Monday, June 22, 2009

I'm British. I know how to queue.

"Ok. Leave this to me. I'm British. I know how to queue."

However, today I discovered that had Arthur Dent been in a line in Japan rather than Vogon, his disorderly behaviour would have cause Trillian and no doubt himself, Zaphod, Ford and Marvin to be fed to the ravenous bug-blatter beast of Traal. (The demise of last one on that list probably coming as a relief to all concerned).

I was standing at the end of a line of people at the bus shelter when the vehicle in question rolled up and stopped just in front of me. Its front and rear doors swung open and people poured out of the second door. I looked at the front entrance to the bus, open and inviting mere feet away. Then I turned to view the queue of people in front of me. No one moved. Were they all waiting for a different number? I couldn't see from my position whether multiple buses used this stop.  I hesitated, debating whether to move.
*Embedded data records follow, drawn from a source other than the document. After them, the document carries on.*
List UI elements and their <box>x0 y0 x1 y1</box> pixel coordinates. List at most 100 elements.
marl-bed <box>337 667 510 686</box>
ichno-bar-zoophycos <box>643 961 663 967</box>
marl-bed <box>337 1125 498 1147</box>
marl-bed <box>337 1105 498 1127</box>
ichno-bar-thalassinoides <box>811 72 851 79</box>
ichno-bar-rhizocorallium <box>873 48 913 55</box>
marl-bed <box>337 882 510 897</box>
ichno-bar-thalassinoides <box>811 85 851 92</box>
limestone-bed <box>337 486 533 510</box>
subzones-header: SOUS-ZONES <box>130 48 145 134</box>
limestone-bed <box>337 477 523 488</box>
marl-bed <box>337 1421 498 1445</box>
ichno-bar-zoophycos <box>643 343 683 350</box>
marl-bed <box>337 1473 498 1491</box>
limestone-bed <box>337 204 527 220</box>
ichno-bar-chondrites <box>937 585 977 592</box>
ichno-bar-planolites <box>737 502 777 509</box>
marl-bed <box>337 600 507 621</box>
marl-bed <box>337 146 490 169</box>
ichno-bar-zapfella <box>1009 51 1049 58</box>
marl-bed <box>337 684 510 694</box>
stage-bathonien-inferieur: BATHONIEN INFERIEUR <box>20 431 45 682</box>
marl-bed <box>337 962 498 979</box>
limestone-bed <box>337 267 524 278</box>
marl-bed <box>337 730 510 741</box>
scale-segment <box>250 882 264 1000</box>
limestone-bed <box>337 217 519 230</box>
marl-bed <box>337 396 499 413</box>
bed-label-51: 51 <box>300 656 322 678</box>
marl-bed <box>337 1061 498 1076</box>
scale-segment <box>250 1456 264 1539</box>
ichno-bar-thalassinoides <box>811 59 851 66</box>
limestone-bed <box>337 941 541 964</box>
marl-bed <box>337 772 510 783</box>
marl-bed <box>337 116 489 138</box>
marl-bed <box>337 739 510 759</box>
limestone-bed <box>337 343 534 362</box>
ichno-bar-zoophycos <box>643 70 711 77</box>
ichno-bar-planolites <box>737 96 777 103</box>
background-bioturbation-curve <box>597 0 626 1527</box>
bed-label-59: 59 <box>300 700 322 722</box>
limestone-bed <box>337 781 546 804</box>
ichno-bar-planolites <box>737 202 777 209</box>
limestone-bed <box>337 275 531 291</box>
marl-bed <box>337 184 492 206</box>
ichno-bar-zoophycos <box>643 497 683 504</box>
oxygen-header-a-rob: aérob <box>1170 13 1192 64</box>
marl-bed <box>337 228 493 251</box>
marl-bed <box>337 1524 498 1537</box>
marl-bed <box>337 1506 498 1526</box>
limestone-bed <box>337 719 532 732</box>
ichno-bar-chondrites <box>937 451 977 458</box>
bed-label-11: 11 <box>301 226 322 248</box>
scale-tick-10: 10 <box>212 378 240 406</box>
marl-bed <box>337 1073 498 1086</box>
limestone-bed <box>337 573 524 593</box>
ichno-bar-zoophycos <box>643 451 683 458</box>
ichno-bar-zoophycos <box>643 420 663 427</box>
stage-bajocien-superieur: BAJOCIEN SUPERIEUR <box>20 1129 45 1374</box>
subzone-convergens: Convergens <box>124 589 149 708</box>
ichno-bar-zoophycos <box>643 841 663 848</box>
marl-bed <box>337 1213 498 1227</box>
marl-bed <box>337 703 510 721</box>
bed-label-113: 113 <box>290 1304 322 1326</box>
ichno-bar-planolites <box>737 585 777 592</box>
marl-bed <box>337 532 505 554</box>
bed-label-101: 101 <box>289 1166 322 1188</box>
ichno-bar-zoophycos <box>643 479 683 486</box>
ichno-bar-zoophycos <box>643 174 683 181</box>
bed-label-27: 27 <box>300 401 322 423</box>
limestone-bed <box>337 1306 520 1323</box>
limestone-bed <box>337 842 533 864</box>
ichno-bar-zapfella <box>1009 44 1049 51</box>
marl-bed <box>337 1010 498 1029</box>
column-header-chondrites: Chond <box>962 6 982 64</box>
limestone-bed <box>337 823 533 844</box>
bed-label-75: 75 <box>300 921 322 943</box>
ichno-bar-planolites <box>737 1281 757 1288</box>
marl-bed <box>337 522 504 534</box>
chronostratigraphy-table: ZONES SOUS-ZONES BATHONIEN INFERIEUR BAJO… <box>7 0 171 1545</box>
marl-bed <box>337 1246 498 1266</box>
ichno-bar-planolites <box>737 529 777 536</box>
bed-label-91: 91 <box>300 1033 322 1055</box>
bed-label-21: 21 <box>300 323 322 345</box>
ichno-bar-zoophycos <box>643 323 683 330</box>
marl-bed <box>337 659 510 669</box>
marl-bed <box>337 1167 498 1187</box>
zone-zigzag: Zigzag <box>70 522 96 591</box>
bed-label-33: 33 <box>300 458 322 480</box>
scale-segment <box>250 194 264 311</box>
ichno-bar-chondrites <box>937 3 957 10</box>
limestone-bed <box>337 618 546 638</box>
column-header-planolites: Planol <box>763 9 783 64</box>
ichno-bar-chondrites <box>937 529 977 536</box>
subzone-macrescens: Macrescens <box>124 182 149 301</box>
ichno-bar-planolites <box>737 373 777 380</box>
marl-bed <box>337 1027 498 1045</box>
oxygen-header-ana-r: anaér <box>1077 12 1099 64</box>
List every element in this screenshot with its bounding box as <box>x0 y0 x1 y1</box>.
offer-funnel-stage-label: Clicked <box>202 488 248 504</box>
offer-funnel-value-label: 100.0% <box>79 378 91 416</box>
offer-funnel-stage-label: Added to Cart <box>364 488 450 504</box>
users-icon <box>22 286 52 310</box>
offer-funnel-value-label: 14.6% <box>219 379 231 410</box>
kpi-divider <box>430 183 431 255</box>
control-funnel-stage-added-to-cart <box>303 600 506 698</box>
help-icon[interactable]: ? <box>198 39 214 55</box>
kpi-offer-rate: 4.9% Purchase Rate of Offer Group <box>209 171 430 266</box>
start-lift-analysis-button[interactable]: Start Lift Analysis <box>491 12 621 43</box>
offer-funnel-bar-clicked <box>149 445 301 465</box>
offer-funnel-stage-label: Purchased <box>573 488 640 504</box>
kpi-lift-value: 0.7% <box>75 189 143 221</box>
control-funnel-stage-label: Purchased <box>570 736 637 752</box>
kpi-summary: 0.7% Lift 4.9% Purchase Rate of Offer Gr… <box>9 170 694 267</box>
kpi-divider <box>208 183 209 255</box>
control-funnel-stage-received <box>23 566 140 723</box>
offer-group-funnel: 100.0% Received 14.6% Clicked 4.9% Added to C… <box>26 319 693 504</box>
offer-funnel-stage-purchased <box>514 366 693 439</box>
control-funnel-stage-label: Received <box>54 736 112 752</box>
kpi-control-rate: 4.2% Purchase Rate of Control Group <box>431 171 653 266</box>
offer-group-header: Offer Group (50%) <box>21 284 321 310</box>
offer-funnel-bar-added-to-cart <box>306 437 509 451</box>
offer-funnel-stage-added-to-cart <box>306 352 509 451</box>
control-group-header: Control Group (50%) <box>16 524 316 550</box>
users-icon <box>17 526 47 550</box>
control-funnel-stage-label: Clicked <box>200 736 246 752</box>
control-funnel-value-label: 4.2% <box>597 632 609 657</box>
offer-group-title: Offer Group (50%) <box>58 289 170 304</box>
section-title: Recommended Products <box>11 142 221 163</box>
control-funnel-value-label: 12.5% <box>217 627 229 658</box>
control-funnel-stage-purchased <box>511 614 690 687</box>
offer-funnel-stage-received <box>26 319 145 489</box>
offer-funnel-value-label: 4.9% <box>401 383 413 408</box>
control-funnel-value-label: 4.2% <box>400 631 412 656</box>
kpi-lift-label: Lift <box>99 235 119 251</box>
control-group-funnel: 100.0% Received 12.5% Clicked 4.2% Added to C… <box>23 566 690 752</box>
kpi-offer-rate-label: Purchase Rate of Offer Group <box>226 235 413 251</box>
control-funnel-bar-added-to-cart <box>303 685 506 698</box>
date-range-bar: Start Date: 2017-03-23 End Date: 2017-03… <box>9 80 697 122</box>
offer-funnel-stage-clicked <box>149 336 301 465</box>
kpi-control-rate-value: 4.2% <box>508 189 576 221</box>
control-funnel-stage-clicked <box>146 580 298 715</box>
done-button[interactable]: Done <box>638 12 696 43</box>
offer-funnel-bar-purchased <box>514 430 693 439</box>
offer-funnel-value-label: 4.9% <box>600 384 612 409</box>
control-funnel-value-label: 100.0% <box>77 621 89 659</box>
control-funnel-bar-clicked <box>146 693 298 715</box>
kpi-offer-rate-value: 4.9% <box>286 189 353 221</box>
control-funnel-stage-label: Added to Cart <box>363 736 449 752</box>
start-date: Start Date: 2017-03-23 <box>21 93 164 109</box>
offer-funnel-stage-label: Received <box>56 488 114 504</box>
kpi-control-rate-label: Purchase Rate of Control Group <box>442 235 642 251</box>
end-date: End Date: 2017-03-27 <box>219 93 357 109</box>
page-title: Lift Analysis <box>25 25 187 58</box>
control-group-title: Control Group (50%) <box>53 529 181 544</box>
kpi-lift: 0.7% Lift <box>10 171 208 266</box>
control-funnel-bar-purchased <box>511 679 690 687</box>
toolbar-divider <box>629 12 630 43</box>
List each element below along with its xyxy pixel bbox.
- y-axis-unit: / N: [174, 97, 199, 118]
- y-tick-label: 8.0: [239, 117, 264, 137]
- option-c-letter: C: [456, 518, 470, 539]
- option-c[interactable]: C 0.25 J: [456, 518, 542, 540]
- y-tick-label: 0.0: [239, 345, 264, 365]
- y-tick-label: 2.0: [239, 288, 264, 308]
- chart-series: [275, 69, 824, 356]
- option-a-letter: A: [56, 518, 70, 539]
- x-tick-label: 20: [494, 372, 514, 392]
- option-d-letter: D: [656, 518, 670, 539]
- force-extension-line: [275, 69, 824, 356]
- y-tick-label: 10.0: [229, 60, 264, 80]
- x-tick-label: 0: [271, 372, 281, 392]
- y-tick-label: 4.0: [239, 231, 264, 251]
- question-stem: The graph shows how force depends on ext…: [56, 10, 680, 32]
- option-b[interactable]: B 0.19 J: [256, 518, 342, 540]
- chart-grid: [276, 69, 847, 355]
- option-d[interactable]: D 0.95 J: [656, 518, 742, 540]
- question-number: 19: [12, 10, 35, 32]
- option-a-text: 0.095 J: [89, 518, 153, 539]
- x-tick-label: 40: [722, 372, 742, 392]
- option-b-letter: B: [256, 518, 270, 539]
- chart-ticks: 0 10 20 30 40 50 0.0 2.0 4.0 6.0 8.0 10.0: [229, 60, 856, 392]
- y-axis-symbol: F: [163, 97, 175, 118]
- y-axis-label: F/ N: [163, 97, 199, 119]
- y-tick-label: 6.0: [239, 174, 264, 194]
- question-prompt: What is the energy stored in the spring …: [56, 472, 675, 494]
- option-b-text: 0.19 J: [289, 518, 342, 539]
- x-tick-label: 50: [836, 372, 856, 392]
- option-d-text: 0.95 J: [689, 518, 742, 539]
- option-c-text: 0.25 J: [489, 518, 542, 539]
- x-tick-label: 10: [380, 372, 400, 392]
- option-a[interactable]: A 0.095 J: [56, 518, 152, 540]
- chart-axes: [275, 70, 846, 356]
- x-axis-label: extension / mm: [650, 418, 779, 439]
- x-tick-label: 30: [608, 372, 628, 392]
Was it really likely that all these people were waiting for the bus to pull forward three feet to the front of the line?

Yes. Yes they were.

A minute later, the bus doors swung shut and the bus inched forward to where it stopped again and people began embarking. I blinked. No matter how good the British are at queuing, there is no way a group of people would wait just because the bus had pulled up at the back of the queue rather than at its front. There is also no way the bus driver would give a hoot whether he had stopped at exactly the right place or be prepared to stop twice, meters apart, to give the exiting passengers room to disembark before letting new people on. It was an awe-inspiring example of orderly efficiency and I was deeply glad I had not moved for fear of confirming what everyone in that line probably suspected of me anyway.

This calm patience even extends to the trains which can be painfully over-packed. Although I've yet to experience 'pushers' (people employed to push people into the carriages to ensure as many can travel as possible), a train trip last weekend saw me pinned upright in the middle of a carriage by the people stuffed in around me. Yet, no one yelled or cursed (except me, and then only silently) or even looked particularly harassed. In a nation where everyone bows rather than make physical contact, it is amazing that such crowded conditions don't cause aneurysms. A similarly packed London tube carriage causes at least half the occupants to require psychiatric counseling.

So sorry Arthur. You thought you could queue but, quite frankly, you can't.